Variables Sales, Shipping Cost and Unit Price are obviously not normally distributed.
Sales before transformation:
## [1] 1.993632
Sales after transformation by nature log:
## [1] -0.3179572
Shipping Cost before transformation:
## [1] 1.641629
Shipping Cost after transformation by nature log:
## [1] -0.4740058
Unit Price before transformation:
## [1] 2.538852
Unit Price after transformation by nature log:
## [1] 0.1977216
Transforming these variables by nature log made them approximately normally distributed. This can be seen from the quantile-quantile plots and decreased skewness value after transformation.
4. Creating New Variables
- Derive one flag variable Profit.flag to indicate whether a product is profitable or not. Construct a distribution table and make your comments.
##
## FALSE TRUE
## 249 228
There are slightly more products that are not profitable, however the difference is not very large.

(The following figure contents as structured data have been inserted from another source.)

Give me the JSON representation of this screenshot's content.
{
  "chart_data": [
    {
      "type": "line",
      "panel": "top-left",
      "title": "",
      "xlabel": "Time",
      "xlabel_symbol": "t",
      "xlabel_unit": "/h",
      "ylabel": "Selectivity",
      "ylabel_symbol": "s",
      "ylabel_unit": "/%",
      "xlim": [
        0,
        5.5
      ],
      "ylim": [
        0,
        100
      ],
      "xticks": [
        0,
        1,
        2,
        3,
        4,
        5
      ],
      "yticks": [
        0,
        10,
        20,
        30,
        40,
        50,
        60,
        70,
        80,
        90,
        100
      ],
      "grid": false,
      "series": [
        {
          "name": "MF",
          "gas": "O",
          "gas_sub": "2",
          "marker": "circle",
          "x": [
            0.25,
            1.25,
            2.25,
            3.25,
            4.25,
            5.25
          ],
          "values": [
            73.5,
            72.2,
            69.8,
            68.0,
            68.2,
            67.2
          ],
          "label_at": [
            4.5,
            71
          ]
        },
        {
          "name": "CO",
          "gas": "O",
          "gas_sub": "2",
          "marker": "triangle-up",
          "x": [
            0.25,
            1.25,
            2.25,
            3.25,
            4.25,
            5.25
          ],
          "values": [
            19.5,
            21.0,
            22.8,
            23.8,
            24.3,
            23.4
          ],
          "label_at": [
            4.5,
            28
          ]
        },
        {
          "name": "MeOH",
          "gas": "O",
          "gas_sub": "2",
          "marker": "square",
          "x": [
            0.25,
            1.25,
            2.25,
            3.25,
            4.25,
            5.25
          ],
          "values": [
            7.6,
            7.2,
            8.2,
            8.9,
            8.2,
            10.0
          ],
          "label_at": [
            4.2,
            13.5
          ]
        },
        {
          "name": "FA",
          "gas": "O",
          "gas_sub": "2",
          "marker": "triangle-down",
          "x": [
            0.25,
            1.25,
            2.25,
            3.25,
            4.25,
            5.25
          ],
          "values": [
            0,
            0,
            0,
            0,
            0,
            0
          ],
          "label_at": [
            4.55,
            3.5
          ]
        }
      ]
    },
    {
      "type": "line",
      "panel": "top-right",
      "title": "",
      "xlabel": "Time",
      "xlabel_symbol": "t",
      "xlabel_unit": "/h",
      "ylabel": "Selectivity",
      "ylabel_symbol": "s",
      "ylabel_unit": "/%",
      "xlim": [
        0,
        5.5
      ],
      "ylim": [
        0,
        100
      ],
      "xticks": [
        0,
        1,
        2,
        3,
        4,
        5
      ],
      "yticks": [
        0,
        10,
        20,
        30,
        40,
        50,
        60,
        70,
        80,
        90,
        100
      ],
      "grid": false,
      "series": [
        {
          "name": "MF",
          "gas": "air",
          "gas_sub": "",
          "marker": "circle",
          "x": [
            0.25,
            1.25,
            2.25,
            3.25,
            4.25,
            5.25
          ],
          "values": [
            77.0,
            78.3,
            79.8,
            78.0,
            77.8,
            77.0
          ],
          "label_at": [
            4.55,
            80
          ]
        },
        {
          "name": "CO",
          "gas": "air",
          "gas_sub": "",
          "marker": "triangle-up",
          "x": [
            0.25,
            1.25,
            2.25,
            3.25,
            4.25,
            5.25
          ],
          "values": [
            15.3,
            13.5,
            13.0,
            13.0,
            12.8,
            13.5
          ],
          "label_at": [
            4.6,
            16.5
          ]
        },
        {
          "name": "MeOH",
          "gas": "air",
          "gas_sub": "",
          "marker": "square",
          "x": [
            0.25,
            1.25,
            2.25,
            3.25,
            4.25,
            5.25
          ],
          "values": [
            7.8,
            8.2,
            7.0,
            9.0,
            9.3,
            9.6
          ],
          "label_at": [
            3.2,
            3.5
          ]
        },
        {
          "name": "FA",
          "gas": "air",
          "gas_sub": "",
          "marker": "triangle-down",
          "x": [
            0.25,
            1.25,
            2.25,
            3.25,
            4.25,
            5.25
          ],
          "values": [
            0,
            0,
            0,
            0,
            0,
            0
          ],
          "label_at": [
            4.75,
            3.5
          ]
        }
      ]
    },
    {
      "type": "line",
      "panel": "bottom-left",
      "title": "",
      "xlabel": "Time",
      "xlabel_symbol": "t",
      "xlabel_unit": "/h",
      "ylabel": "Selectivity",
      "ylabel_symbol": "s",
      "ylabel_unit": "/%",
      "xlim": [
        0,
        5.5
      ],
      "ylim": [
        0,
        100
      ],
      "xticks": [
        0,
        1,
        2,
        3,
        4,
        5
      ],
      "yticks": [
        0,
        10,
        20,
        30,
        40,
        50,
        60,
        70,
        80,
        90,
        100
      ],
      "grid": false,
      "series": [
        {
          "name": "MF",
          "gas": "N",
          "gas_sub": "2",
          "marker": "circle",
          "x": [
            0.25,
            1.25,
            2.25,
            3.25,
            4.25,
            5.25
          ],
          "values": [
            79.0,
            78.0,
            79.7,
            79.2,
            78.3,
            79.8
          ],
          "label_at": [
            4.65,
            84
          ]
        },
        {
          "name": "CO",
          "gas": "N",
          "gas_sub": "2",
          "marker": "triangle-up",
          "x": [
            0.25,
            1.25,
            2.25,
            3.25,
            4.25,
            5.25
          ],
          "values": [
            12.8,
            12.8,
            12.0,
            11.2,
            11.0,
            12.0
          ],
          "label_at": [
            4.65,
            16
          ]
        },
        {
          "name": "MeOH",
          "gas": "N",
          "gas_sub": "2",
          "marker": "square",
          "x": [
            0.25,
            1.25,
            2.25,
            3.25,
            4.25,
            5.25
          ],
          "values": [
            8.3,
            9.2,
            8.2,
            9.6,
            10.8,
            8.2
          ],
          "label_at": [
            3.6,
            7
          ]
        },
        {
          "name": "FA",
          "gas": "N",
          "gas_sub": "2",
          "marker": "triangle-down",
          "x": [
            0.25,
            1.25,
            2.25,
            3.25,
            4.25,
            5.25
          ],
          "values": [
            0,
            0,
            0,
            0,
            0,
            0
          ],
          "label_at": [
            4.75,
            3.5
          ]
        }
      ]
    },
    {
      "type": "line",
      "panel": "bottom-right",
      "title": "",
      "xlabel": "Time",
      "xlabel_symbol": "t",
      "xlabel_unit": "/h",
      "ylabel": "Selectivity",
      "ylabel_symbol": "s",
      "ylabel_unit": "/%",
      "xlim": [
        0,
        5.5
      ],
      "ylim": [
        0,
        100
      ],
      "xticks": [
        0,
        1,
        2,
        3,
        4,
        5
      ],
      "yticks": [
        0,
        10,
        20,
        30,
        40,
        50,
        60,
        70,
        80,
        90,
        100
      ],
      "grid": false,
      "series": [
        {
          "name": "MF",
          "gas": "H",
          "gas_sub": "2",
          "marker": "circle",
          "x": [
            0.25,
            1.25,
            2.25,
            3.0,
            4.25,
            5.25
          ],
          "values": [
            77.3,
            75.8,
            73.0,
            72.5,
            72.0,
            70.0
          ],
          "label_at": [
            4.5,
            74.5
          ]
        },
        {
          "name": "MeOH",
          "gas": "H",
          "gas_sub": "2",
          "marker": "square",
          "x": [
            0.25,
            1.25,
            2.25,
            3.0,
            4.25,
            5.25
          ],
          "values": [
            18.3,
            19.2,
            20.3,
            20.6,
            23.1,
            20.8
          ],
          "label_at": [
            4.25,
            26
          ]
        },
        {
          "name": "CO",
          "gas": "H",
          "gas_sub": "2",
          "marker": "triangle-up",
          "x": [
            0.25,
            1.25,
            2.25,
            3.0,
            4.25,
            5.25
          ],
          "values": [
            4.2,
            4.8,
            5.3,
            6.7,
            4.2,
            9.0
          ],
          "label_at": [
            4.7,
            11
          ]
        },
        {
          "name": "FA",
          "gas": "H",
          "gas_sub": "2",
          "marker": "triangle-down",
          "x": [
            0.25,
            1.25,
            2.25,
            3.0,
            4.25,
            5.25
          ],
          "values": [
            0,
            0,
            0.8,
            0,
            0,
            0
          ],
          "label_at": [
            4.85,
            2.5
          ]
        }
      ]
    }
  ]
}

- Derive a new numeric variable, T.cost, to estimate total payment by a customer (unit price * order quantity + shipping cost). Draw a histogram for new variable and comment on that.
S2$T.cost <- S2$Unit.Price * S2$Order.Quantity + S2$Shipping.Cost
hist(S2$T.cost, main = "Histogram of T.cost", xlab = "T.cost")
Most of the values of T.cost are between 0 and 500, however there are values ranging up to 4000. Also, there seems to be some negative values as well.
5. Relationships between Variables
- Find correlation between shipping cost and order quantity. Draw a scatter plot between them. Make comments on the plot.
## [1] -0.1265484
There seems to be no relationship between shipping cost and order quantity.
- Draw a scatter plot between unit price and profit. Make comment on the plot.
There are many points around 0 for both variables, however there seems to be no relationship between unit price and profit.